Published May 19, 2026

Understanding ComfyUI Nodes: A Visual Guide for Beginners

What ComfyUI nodes actually are, how data flows between them, and the seven core nodes that make up the default text-to-image workflow. Written for people who just opened ComfyUI for the first time.

The first time you open ComfyUI you see a graph of boxes connected by colored wires. It looks intimidating. It is not.

A ComfyUI workflow is just a chain of small operations. Each box (a node) takes some inputs, does one thing, and passes its output to the next box. Once you know what the seven core nodes do, you can read any text-to-image workflow on the internet.

This guide walks through the default workflow node by node. It assumes you have ComfyUI installed and a checkpoint loaded. If not, see the installation guide.

How a node works

Every node has three parts:

Inputs on the left side. Small dots (sockets) where wires come in.
Outputs on the right side. Sockets where wires go out.
Widgets in the middle. Fields you fill in directly: text, numbers, dropdowns.

A wire connects an output socket on one node to an input socket on another. Data flows left to right.

When you click Queue Prompt, ComfyUI starts at the rightmost nodes (Save Image), traces backward to find what they need, and runs every node in dependency order. You don’t tell it the order. The graph is the order.

The seven data types

Sockets are color-coded. The color tells you what kind of data flows through that wire. You can only connect outputs to inputs of the same color.

Color	Type	What it is
Purple	MODEL	The diffusion model itself (the U-Net)
Yellow	CLIP	The text encoder
Red	VAE	The variational autoencoder (latent ↔ pixel converter)
Orange	CONDITIONING	An encoded prompt — the result of running text through CLIP
Pink	LATENT	An image in latent space (compressed, what the model actually works on)
Blue	IMAGE	A regular RGB image you can see
Gray	INT / FLOAT / STRING	Plain numbers and text

These exact colors may shift between ComfyUI versions, but the categories are stable.

The reason there are so many types is the diffusion process itself. A model doesn’t operate on pixels. It operates on a compressed representation called a latent. The VAE compresses pixels into latents and decompresses them back. The model takes a latent plus a CONDITIONING (encoded prompt) and produces a less-noisy latent, repeated many times.

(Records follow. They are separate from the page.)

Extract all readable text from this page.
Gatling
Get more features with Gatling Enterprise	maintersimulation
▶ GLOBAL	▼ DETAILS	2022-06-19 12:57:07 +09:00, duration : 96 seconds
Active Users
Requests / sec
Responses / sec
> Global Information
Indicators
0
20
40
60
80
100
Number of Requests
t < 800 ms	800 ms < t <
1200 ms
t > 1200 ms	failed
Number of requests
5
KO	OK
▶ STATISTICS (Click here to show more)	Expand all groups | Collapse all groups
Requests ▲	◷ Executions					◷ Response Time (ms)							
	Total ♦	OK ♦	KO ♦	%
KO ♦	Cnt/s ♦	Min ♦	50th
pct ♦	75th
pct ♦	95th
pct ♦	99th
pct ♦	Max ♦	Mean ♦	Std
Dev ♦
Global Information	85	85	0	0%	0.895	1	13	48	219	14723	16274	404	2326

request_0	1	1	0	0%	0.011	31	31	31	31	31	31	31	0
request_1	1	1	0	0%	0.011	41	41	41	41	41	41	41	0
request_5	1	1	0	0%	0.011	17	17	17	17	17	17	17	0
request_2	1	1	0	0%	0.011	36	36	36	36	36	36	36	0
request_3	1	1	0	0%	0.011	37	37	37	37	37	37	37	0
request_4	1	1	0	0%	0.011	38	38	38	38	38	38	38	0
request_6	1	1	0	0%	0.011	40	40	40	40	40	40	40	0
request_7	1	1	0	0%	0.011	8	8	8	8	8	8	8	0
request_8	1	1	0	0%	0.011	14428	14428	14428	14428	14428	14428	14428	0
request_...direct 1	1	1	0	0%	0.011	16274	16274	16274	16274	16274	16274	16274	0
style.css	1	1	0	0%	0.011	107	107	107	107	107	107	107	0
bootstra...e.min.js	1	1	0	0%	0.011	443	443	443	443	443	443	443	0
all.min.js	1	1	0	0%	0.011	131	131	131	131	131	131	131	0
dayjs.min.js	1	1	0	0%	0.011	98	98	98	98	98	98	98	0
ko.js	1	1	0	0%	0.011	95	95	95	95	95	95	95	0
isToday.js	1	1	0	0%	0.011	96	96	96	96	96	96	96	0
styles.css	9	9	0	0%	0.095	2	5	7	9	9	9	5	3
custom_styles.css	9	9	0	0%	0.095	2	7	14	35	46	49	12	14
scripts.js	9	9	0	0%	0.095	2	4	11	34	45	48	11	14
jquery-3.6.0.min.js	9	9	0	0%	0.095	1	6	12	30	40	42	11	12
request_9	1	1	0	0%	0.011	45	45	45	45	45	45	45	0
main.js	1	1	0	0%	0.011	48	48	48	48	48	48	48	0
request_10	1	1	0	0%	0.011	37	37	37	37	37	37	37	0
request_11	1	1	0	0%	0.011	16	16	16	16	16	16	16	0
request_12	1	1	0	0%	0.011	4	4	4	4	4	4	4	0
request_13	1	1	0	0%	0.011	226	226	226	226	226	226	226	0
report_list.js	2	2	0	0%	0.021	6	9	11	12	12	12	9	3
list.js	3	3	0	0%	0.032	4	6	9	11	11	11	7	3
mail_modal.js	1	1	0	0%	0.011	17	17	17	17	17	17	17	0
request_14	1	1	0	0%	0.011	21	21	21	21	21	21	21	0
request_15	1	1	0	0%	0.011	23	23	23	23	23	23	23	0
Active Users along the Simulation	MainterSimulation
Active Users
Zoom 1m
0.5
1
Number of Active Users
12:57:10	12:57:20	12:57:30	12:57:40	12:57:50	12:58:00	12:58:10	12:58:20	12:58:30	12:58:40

The default workflow, node by node

When you first launch ComfyUI, the graph that loads is a complete text-to-image pipeline. Here is what each node does.

1. Load Checkpoint

This is the entry point. It reads a checkpoint file from models/checkpoints/ and outputs three things:

MODEL — the actual diffusion model that turns noisy latents into clean ones
CLIP — the text encoder bundled inside the checkpoint
VAE — the autoencoder bundled inside the checkpoint

A checkpoint is a single file (usually .safetensors) that packages all three. SDXL checkpoints, SD 1.5 checkpoints, and FLUX checkpoints all use the same Load Checkpoint node. The model knows what it is internally.

The dropdown widget lists every checkpoint in your models/checkpoints/ folder. If you just added a new model, hit the refresh icon at the top right of ComfyUI to see it.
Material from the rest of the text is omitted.